A coalition led by the EHR/HIE Interoperability Workgroup and Healtheway, the newly formed public-private partnership of the eHealth Exchange, has established a program to test and certify electronic health records and other health IT to ensure interoperability and reliable data exchange.
The coalition of 15 states, 37 technology vendors and 34 HIEs has set up an automated testing program to verify that, once tested, a system is capable of exchanging health information with many other systems. With this testing, a single set of standardized, easy-to-implement connections can support communication among systems.
The effort is being jointly led by the EHR/HIE Interoperability Workgroup, a New York eHealth Collaborative (NYeC)-led consortium of states and vendors, and Healtheway, the newly formed public-private partnership of the eHealth Exchange, a network of 34 public and private organizations representing hundreds of hospitals, thousands of providers and millions of patients.
The coalition selected the Certification Commission for Health Information Technology (CCHIT) to carry out the testing. As the compliance testing body, CCHIT will certify that the interfaces between the HIT and HIEs are consistent across multiple states and systems. CCHIT, which is also an Office of the National Coordinator (ONC) authorized certification body and is an accredited testing laboratory for EHRs, is collaborating with AEGIS.net on the testing software, which is being developed under an open source license.
The initiative aims to accelerate consensus on national standards, adopting EHR certification criteria and testing procedures as relevant and finalized for Stage 2 of meaningful use.
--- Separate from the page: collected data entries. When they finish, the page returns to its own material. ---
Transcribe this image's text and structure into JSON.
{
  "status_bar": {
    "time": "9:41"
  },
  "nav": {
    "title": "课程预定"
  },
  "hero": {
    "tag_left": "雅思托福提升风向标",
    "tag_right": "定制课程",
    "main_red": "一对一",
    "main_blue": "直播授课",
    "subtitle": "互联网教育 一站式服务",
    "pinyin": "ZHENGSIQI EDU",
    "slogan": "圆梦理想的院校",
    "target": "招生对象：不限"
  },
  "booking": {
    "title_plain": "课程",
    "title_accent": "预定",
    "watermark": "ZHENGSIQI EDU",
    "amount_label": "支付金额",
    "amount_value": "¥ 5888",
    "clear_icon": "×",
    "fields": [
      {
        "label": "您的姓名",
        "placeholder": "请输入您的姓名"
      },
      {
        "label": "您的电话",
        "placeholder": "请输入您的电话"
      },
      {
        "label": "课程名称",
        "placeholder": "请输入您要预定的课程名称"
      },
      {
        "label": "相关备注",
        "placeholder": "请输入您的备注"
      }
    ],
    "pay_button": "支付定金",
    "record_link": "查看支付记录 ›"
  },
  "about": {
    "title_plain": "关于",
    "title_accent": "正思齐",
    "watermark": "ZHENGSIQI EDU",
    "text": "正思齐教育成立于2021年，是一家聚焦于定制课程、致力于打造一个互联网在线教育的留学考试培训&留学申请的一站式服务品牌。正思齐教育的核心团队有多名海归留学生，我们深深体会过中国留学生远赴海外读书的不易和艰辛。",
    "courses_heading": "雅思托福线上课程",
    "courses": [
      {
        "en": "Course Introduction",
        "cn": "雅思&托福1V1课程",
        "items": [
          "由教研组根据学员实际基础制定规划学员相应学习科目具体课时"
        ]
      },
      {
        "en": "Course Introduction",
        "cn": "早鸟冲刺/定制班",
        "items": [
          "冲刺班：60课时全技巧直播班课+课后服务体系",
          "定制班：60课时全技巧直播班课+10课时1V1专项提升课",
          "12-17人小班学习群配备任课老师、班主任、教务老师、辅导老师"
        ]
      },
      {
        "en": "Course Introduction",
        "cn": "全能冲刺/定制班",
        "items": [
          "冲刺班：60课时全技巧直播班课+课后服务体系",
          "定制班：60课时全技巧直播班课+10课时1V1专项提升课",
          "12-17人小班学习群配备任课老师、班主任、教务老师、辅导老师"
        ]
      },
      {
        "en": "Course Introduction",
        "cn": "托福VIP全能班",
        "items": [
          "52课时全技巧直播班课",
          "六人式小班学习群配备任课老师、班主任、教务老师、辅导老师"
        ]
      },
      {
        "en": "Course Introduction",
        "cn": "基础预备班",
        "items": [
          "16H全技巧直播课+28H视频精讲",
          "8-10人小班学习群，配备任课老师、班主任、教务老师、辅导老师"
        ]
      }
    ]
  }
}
Members of both groups will continue to provide feedback from these real-world implementations to the national health IT standard setting initiatives established by the U.S. Department of Health and Human Services' Office of the National Coordinator for Health Information Technology (ONC).
"Today's announcement brings together several activities supported by ONC over the past years: a core set of national standards, an accredited certification body, the Public-private partnership that has emerged from the Nationwide Health Information Network Exchange, and the convening power of New York and other State Health Information Exchange grantees," said Farzad Mostashari, MD, the national coordinator for health information technology. "We look forward to working with this consortium to continue progress on interoperability and secure health information exchange, and to reflect what is learned in national standards as necessary."
"The collaboration between the states and vendors to address a shared marketplace gap and work toward a mutual vision has been one of the remarkable aspects of this effort," said David Whitlinger, Executive Director of NYeC. "And momentum is building within both communities as states grow their HIE networks by working with the EHR and HIE vendors to provide seamless integration and clinical workflow, taking the market to a new level for the benefit of patients."